"On pourrait sans risque affirmer avoir été quelque part, même si on ne sait pas où."
Paul Auster, L'invention de la solitude

Il faut longtemps se perdre avant d'arriver à l'essentiel. Un long travail de dépouillement est nécessaire. Lieu après lieu, un objet après l'autre, on doit parcourir le réel pour en extraire une cartographie intime en pointillés. Chaque bribe du monde prise en photo a son identité propre, faite de matière et de sens. Chaque image est un rendu du réel en même temps qu'un objet symbolique dont on s'empare et qu'on fait sien.

Quand Blaise photographie des ruines au milieu des Tierras Altas ou les outils et les objets du culte religieux à l'intérieur de la cathédrale de Justo Gallego Martinez, il fait le vide autour, comme on ouvre des poupées russes, abordant les sujets de front, l'un après l'autre, pour ce qu'ils sont. Le dinosaure surgit dans un paysage désert, fait de ciel gris et de pierres, sans âge et sans histoire. Le Christ doré sur un bout de sa croix est arraché du noir par une percée de lumière.

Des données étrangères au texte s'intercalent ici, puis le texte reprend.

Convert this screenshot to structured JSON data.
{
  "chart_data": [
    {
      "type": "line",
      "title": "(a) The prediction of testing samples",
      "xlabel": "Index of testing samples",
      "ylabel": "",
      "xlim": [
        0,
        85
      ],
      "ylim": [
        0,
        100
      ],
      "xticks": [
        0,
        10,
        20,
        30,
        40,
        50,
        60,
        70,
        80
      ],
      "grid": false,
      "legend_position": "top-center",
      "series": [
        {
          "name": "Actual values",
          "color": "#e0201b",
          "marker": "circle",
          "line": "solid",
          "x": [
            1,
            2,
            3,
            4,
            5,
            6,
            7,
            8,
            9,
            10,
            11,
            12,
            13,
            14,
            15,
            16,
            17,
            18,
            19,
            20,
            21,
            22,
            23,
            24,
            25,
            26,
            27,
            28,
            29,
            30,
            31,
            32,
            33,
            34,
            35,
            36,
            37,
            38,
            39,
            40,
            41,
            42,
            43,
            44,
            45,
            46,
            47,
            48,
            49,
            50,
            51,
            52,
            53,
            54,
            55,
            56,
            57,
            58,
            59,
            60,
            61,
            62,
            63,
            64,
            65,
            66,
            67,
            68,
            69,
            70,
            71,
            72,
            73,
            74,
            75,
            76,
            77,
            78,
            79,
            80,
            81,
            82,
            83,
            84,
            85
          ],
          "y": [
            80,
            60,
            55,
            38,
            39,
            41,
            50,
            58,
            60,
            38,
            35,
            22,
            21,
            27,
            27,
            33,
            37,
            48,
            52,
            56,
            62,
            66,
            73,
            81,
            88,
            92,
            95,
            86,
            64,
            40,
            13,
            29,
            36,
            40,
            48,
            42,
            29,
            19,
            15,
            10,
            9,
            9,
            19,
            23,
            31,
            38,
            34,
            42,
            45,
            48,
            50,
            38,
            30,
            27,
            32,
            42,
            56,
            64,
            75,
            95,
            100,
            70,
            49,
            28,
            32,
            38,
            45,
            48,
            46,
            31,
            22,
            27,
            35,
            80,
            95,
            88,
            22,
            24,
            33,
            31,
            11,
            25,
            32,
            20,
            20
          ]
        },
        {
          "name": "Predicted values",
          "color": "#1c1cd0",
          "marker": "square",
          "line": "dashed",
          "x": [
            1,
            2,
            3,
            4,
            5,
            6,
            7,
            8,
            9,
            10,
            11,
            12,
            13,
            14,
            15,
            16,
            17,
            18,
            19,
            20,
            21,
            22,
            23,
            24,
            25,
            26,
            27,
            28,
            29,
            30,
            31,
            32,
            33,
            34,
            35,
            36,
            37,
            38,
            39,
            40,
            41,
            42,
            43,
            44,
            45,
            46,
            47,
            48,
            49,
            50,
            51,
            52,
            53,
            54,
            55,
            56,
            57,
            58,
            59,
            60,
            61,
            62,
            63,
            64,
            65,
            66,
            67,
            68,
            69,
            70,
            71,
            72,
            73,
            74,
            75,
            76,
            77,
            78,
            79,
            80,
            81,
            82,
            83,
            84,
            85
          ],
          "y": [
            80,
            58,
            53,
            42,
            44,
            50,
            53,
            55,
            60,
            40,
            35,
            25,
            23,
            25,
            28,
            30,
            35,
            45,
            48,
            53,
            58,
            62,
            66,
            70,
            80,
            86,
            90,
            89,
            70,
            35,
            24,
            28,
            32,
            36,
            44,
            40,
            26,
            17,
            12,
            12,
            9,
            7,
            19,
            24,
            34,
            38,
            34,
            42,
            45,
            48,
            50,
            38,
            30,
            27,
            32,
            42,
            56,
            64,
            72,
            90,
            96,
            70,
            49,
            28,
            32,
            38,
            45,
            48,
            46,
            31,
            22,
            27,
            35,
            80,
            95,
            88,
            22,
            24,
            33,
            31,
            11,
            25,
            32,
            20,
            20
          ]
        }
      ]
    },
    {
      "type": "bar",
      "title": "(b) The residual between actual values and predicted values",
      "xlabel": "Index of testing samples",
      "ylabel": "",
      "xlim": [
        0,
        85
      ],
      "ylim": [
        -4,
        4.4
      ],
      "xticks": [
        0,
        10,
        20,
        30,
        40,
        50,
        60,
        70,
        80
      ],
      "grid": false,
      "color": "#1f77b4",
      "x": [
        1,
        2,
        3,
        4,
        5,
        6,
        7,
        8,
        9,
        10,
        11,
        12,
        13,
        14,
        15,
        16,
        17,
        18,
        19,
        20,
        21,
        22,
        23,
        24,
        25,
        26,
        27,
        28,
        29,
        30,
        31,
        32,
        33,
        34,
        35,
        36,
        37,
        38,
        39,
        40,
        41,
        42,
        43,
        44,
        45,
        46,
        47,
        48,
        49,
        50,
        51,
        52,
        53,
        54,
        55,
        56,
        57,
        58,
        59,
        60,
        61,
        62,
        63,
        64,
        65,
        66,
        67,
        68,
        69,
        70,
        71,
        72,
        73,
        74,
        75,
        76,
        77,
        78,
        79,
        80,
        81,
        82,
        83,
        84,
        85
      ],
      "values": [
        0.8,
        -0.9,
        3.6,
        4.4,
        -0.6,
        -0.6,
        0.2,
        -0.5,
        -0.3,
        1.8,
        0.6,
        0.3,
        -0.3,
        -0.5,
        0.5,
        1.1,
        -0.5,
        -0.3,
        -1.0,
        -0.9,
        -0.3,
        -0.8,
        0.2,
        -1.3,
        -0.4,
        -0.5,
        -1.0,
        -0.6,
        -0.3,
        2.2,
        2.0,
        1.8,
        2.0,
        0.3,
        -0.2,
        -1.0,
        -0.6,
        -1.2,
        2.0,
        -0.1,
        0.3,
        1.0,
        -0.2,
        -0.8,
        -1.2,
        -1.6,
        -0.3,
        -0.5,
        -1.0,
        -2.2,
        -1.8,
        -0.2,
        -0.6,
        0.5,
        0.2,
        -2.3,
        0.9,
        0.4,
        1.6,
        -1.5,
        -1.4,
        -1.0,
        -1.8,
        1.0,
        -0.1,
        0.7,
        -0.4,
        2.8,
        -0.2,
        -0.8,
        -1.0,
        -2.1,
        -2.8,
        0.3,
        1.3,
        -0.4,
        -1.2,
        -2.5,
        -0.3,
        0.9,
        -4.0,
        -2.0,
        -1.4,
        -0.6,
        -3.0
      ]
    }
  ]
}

De ces images singulières se créé un monde à part entière. Travail hautement improbable quand on sait que le tout n'est jamais à la mesure des éléments qui le constituent, comme si l'on pouvait se tenir chaud dans une couverture en lambeaux. La structure de l'ensemble perd sa capacité à donner un sens à chaque morceau et n'est plus qu'une coquille éclatée de l'intérieur, comme un oeuf après éclosion.

Animée par un nouveau mécanisme, la recherche du photographe forme une méta-architecture capable de résister aux forces qui la composent et la travaillent de l'intérieur pour donner en retour plus d'épaisseur à chaque image. Il lui faut parcourir une longue route, sillonner les terres désolées, arpenter les villages à l'abandon. Cent fois repasser devant une maison en ruine, un cheval, une charrette, un vitrail ou un pot de peinture et se cogner sans cesse dans les murs étriqués du réel. Réaliser un travail à la fois oeuvre et ouvrage: remuer des gravats, porter des briques, entasser des carreaux, marcher des heures sans savoir exactement où se trouve sa place, sans savoir quelle direction suivre. Il lui faut se plier au réel ainsi qu'aux doutes que créent le manque de guide, au concret, à un horizon verrouillé, et toujours chercher le beau et le juste.

A force d'errance et de tâtonnements commencent à apparaître des points de repère dont on se servira pour dessiner la carte du labyrinthe. Les fragments épars, objets photographiés, s'appelent les uns les autres, le vide entre eux devenant le lien qui les unit. Ces derniers châteaux et les pierres qui les portent nous sont remis en mémoire, stèles et ossements sculptés par le temps. Des histoires remontées à la surface, qui n'en finissent pas de se raconter.